Constructing nanostructures with multi-components and delicate architecture exhibits huge potential to improve the lithium storage performance of electrodes. Herein, we report a novel yolk-double-shell structure with complex chemical compositions. Starting with a core–shell structured Co-ZIF@ZnCo-ZIF as a precursor via a simple selenization process, yolk-double-shell polyhedra that assembled by nanosized Co_0.85Se@N-doped carbon as the yolk and the first shell and nanosized Co_0.85Se@N-doped carbon and ZnSe@N-doped carbon hetero-components as the second shell (marked as Co_0.85Se@NC/ZnSe@NC-YDS) are synthesized. Benefiting from their multiple structural advantages, such as high surface area, large pore volume, uniform carbon coating, and intimate heterostructures, Co_0.85Se@NC/ZnSe@NC-YDS exhibits high reversible capacity (1047 mA h g⁻¹) and good rate capability for lithium storage.
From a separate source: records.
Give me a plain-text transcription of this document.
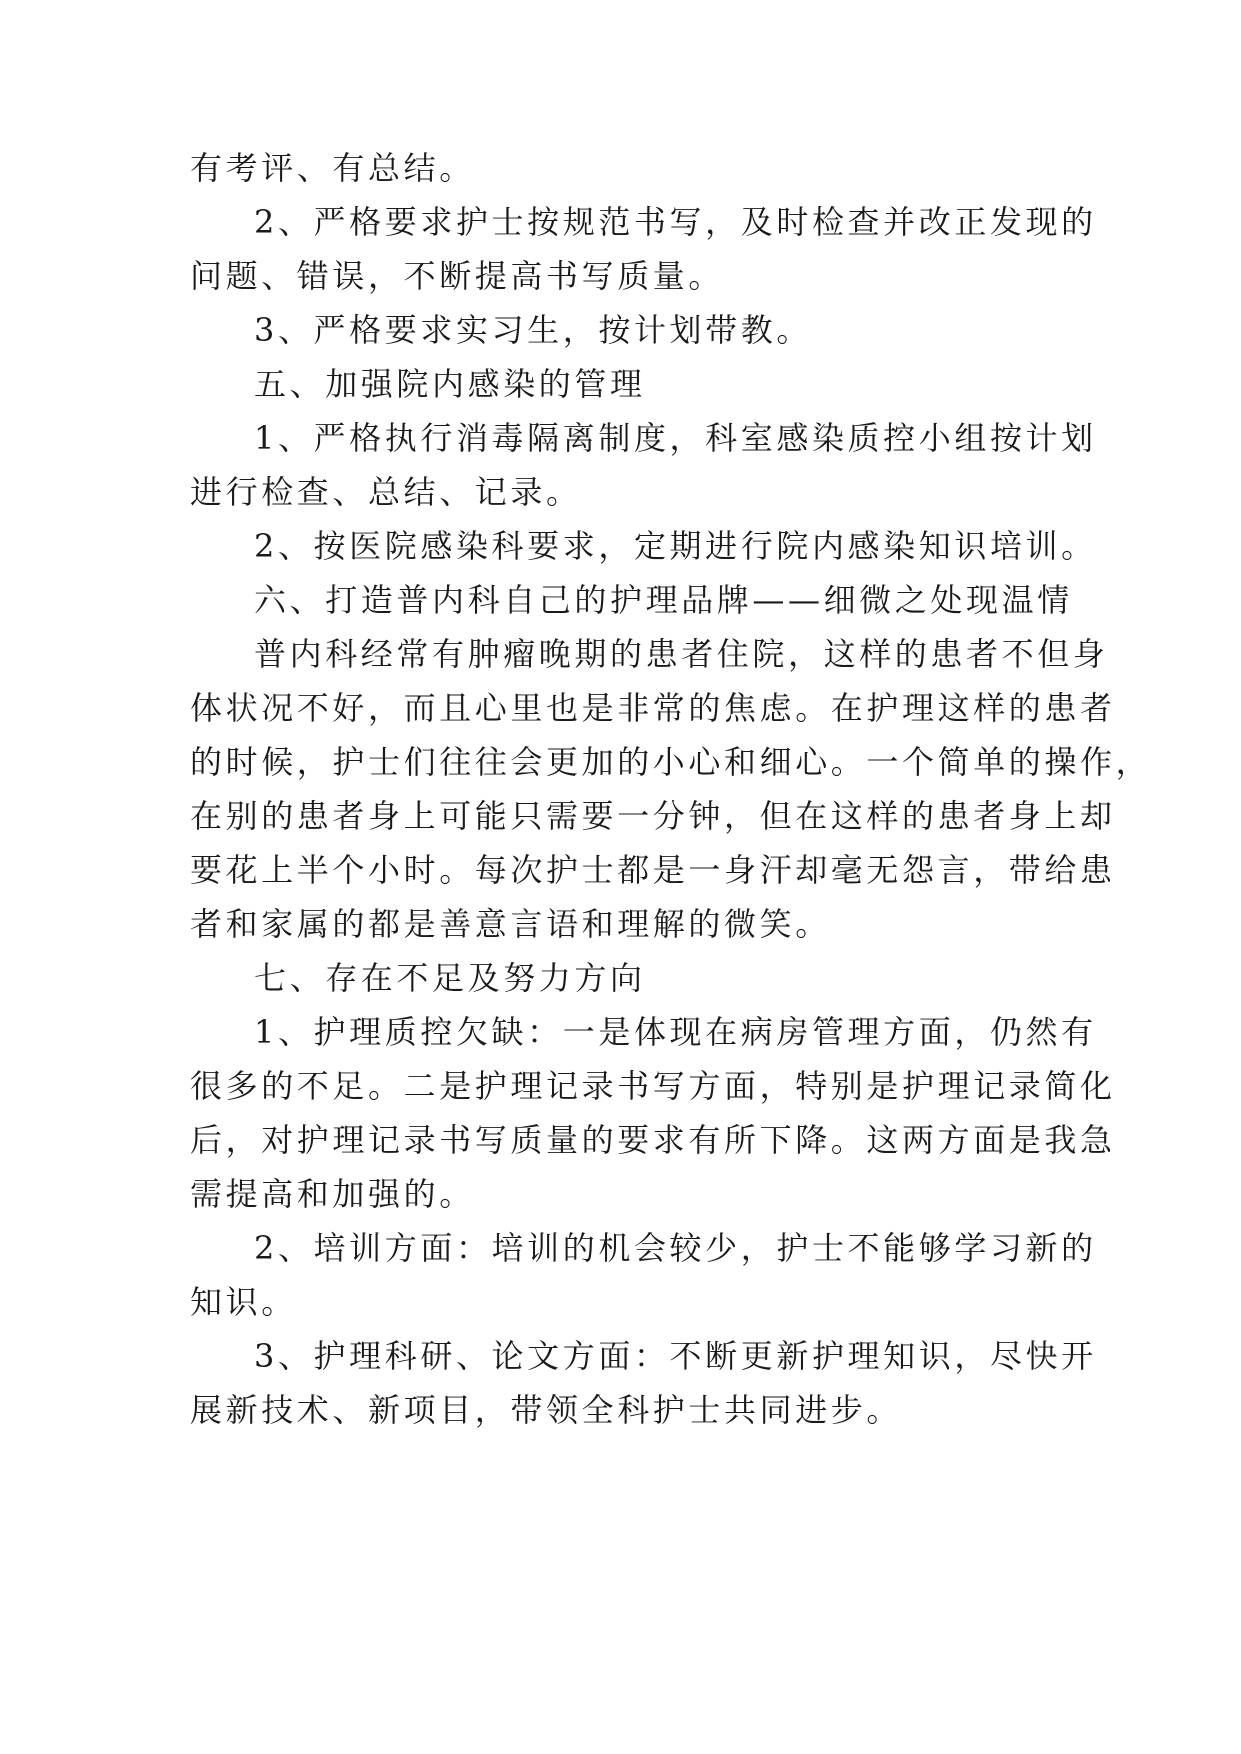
有考评、有总结。
2、严格要求护士按规范书写，及时检查并改正发现的
问题、错误，不断提高书写质量。
3、严格要求实习生，按计划带教。
五、加强院内感染的管理
1、严格执行消毒隔离制度，科室感染质控小组按计划
进行检查、总结、记录。
2、按医院感染科要求，定期进行院内感染知识培训。
六、打造普内科自己的护理品牌——细微之处现温情
普内科经常有肿瘤晚期的患者住院，这样的患者不但身
体状况不好，而且心里也是非常的焦虑。在护理这样的患者
的时候，护士们往往会更加的小心和细心。一个简单的操作，
在别的患者身上可能只需要一分钟，但在这样的患者身上却
要花上半个小时。每次护士都是一身汗却毫无怨言，带给患
者和家属的都是善意言语和理解的微笑。
七、存在不足及努力方向
1、护理质控欠缺：一是体现在病房管理方面，仍然有
很多的不足。二是护理记录书写方面，特别是护理记录简化
后，对护理记录书写质量的要求有所下降。这两方面是我急
需提高和加强的。
2、培训方面：培训的机会较少，护士不能够学习新的
知识。
3、护理科研、论文方面：不断更新护理知识，尽快开
展新技术、新项目，带领全科护士共同进步。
More importantly, even after 3000 cycles at 5.0 A g⁻¹, an impressive reversible capacity of 468 mA h g⁻¹ is retained with no capacity decay. After repeated discharge/charge processes, the integrated yolk-double-shell structure is still reserved, due to its structural and compositional advantages, which contribute to the enhanced rate and cycling performance.